The two attacks on Tuesday follow another shooting on Saturday 27 March in which Christian Tanalida, 37, was killed near central Poso. This shooting occurred a few hours after the discovery of bomb outside a church in Maleali subdistrict, some 60 miles northwest of Poso.
RIDE BY SHOOTINGS
‘Ride by shootings’ and other attacks by motorcyclists are becoming a common feature of anti-Christian violence in Central Sulawesi, suggesting some kind of coordination in these attacks which occur over a widespread area. Most recently, on 11 March, a woman in the village of Maranatha, 18 miles to the south of regional capital Palu, was hacked to death by motorcyclists wielding machetes. On 24 January motorcyclists attacked a village 20 miles to the west of Poso, injuring a policeman. On 5 December motorcyclists shot at six young
Christians in Poso itself, injuring two. On 29 November Muslims pulled up on a motorbike outside a church 70 miles to the east of Poso and shot dead two worshippers. On 1 October a Christian convert from Islam was gunned down in Pandiri (12 miles south of Poso), by two assassins on a motorbike.BACKGROUND AND ANALYSIS
Between 1999 and 2001 all out fighting in the area around Poso claimed some 2000 lives. It ended with the Malino Peace Accord in December 2001, but sporadic violence has continued ever since.
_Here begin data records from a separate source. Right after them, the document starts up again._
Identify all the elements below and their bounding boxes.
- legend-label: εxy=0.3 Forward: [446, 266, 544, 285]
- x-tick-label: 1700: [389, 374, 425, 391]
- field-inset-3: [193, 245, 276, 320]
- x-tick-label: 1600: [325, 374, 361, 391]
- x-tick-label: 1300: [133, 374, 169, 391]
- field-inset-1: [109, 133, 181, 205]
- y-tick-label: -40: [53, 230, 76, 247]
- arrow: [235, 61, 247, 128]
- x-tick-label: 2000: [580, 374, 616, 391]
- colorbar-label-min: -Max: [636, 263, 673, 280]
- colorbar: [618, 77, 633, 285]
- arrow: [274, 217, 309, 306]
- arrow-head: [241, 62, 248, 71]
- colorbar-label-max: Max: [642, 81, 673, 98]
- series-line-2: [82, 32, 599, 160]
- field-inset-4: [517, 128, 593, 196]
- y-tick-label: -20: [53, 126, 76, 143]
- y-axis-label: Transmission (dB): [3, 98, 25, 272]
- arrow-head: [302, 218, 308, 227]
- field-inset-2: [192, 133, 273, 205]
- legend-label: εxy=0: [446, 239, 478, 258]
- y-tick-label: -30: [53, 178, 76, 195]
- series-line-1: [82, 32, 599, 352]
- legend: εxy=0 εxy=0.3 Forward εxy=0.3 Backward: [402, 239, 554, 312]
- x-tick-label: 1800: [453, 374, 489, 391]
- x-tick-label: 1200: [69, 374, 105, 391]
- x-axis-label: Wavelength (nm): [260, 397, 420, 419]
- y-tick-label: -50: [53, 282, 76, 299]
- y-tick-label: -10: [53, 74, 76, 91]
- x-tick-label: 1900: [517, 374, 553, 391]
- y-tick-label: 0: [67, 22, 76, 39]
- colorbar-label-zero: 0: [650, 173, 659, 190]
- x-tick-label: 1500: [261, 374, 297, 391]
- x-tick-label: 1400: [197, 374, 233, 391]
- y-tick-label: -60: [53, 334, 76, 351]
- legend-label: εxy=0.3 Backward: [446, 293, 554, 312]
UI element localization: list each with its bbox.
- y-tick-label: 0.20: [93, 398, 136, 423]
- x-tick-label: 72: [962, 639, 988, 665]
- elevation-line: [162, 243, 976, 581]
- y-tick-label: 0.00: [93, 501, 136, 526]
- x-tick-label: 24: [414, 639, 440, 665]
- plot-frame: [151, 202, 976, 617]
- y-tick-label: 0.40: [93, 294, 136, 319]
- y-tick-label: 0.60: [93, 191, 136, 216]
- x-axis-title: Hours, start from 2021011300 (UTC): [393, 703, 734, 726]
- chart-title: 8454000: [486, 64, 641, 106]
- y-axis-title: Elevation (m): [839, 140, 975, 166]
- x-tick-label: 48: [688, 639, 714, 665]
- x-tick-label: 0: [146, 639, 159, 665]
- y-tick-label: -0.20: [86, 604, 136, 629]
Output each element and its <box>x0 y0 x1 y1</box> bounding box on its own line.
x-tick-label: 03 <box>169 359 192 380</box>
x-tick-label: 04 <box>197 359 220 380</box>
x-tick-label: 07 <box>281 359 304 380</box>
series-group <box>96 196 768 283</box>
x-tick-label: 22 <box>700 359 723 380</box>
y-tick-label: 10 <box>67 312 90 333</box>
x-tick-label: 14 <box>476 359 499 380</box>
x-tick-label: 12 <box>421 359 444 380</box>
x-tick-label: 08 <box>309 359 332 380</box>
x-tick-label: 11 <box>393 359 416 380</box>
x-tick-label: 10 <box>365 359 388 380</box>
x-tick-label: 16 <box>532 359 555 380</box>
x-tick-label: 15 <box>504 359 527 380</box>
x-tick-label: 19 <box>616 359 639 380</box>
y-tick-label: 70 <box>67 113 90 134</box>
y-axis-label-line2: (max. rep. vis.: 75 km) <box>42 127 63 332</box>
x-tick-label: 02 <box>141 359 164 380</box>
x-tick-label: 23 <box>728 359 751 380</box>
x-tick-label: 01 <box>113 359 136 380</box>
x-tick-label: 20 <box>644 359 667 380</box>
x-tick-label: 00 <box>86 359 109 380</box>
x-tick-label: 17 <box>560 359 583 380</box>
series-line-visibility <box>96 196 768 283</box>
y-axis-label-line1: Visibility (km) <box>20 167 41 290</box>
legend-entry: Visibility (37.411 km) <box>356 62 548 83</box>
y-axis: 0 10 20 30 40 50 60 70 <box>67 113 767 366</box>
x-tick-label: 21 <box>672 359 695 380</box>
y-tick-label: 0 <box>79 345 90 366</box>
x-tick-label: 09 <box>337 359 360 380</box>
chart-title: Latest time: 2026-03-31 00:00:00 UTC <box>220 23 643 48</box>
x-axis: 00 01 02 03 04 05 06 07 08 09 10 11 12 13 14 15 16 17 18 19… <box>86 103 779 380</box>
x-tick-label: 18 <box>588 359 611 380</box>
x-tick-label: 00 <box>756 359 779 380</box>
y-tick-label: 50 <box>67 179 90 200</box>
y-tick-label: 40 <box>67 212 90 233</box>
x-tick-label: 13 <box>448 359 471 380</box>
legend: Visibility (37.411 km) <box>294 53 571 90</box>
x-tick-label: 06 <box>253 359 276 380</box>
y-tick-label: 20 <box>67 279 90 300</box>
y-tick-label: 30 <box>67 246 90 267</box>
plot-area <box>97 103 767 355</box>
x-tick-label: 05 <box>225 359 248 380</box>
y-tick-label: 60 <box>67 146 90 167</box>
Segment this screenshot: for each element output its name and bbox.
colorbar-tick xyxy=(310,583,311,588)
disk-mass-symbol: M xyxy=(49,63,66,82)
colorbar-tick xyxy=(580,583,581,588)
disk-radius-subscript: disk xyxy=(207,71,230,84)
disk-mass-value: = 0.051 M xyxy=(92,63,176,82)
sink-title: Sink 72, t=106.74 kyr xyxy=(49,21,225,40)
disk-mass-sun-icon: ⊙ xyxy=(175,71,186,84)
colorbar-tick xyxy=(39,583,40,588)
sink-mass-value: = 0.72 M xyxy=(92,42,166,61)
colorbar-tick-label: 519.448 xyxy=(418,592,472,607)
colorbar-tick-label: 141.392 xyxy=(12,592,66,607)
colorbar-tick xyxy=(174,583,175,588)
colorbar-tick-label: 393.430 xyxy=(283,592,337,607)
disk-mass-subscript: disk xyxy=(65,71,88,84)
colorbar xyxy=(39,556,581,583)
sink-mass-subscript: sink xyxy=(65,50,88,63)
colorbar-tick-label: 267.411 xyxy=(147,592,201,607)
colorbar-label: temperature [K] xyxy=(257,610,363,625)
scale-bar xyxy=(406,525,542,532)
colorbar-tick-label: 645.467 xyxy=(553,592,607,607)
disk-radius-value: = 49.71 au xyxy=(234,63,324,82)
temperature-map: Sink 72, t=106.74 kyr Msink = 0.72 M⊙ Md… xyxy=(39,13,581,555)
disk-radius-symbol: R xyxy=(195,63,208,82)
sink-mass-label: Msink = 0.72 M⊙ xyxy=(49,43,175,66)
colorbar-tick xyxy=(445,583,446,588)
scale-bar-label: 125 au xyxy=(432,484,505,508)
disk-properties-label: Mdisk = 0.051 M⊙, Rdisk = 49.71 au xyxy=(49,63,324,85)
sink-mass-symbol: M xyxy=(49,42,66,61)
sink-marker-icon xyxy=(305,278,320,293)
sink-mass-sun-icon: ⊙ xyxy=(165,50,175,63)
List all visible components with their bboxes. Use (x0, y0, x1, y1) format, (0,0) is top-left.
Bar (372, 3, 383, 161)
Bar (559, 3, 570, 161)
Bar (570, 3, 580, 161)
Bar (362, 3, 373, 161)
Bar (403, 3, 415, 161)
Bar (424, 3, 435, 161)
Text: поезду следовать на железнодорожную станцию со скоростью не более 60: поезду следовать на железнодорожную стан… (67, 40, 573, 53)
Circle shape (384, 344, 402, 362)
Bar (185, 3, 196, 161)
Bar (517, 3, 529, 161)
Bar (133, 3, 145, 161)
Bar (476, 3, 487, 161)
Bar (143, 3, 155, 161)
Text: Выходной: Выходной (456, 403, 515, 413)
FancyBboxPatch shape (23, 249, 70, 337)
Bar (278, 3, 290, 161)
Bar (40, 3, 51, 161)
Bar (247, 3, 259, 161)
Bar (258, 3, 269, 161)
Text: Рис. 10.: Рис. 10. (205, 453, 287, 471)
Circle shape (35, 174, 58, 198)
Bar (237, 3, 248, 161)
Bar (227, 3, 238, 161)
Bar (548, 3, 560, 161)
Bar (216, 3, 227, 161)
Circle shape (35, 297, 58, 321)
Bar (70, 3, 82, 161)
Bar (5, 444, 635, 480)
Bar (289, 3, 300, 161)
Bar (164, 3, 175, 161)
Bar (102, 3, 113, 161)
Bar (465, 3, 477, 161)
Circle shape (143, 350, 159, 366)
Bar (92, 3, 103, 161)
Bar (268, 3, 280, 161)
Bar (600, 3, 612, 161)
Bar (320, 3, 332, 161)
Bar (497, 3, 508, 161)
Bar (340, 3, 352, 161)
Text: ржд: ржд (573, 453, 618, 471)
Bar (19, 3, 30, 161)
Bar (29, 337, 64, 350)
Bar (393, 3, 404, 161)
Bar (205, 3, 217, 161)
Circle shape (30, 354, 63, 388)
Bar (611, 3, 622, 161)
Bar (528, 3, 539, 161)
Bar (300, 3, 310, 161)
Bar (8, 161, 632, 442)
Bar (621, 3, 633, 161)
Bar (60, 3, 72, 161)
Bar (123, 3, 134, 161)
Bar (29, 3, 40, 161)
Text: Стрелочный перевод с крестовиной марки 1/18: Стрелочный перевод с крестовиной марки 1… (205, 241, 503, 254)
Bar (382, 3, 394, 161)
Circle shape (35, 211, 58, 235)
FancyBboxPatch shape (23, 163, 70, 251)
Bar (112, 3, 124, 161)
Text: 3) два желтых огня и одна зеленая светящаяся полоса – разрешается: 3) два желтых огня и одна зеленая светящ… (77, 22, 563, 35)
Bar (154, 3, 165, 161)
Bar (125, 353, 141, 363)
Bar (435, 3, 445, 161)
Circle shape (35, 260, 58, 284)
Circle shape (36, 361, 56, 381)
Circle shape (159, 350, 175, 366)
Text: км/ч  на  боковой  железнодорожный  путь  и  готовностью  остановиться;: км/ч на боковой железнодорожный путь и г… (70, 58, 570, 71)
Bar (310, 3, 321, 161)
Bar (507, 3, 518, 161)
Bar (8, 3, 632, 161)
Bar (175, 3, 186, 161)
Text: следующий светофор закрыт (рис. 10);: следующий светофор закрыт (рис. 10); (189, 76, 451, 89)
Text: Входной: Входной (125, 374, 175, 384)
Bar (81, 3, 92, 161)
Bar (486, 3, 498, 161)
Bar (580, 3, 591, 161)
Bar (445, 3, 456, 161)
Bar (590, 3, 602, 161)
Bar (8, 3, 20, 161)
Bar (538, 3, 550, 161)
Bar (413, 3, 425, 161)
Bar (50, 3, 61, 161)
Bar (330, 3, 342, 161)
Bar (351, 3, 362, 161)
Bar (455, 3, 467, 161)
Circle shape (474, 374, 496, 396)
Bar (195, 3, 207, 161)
Analysts say that several of the recent attacks are being carried out by a particularly violent local Islamic group called Mujahideen Kompak. They in turn are a subgroup of the militant Islamist group Jemaah Islamiyah (JI) that operates in many countries of Southeast Asia with the aim of setting up an Islamic Super-State under the rule of shari’a
(Islamic law). JI were responsible for the Bali bombings and for the church bombings on Christmas Eve 2000 which killed 18 Christians celebrating Christmas.